Compression, Diversity, And Decay
Use compress() to keep quote-safe extractive excerpts:
const shrink = compress({
generate: generateObjectFn,
model,
mode: 'extractive',
maxCharsPerHit: 1200,
})Use diversify() to reduce repeated chunks:
const diverse = diversify({
strategy: 'mmr',
lambda: 0.5,
limit: 8,
sourcePenalty: 0.15,
})Use decay() when freshness should affect rank:
const recent = decay({
field: 'metadata.updatedAt',
halfLifeMs: 30 * 24 * 60 * 60 * 1000,
missing: 'ignore',
})Custom Stages
Use retrievalStage() for product-specific logic.

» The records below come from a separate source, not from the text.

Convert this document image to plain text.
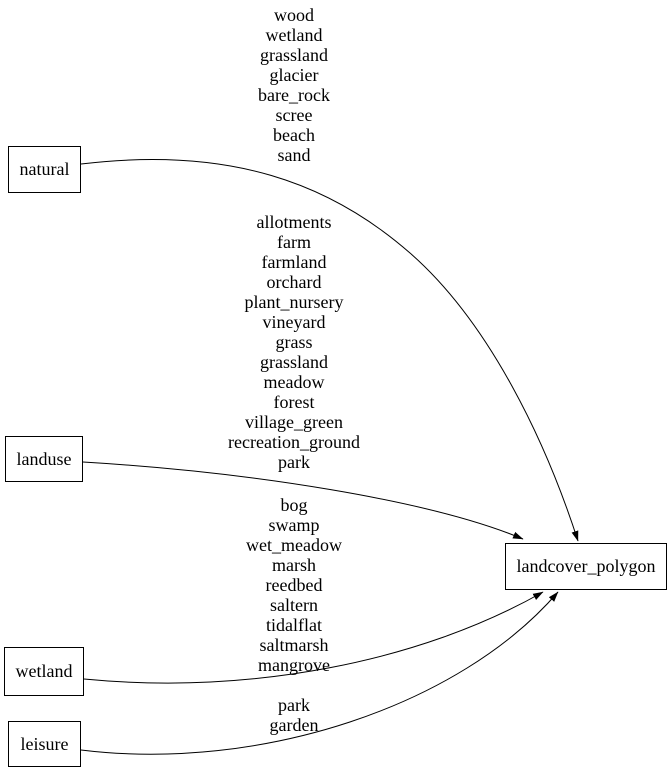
natural
landuse
wetland
leisure
landcover_polygon
wood
wetland
grassland
glacier
bare_rock
scree
beach
sand
allotments
farm
farmland
orchard
plant_nursery
vineyard
grass
grassland
meadow
forest
village_green
recreation_ground
park
bog
swamp
wet_meadow
marsh
reedbed
saltern
tidalflat
saltmarsh
mangrove
park
garden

import { retrievalStage } from '@crux/core/retrieval'
const onlyPublicDocs = retrievalStage({
name: 'only-public-docs',
phase: 'hits',
run({ hits }) {
return hits.filter((hit) => hit.metadata.visibility === 'public')
},
})
const docsForCustomers = retrievalPipeline(docs, [
multiQuery({ generate: generateTextFn, model: queryModel, count: 3 }),
onlyPublicDocs,
diversify({ strategy: 'mmr', limit: 6 }),
])Custom query stages return planned queries and must run before hit stages. Custom hit stages return hits and can filter, reorder, enrich, or annotate candidates.
Prompt Use And Tracing
Because a pipeline is still a retriever, use it directly in prompts:
const promptDocs = retrievalPipeline(
docs,
[
multiQuery({ generate: generateTextFn, model: queryModel, count: 4 }),
parentExpand({ store: data, maxParentChars: 4000 }),
],
{
inject: 'both',
context: { query: ({ question }) => question, limit: 6 },
tools: { prefix: true, include: ['search', 'getSource'] },
},
)
const answerDocs = prompt({
id: 'answer-docs',
use: [promptDocs],
input: z.object({ question: z.string() }),
system: 'Answer from the retrieved docs.',
})When the pipeline behaves unexpectedly, use retrieveWithTrace():
const { hits, trace } = await advancedDocs.retrieveWithTrace('pricing changes')
console.table(
trace.stages.map((stage) => ({
stage: stage.name,
status: stage.status,
inputQueries: stage.inputQueryCount,
outputHits: stage.outputHitCount,
warnings: stage.warnings.length,
})),
)Devtools, CLI, and TUI show bounded previews. OTel receives only privacy-safe stage names, kinds, phases, status, counts, and warning counts.
After changing a pipeline, run RAG evals against a baseline and candidate config. That gives you per-case metric deltas, evidence previews, pipeline traces, citation checks, and failed-case export.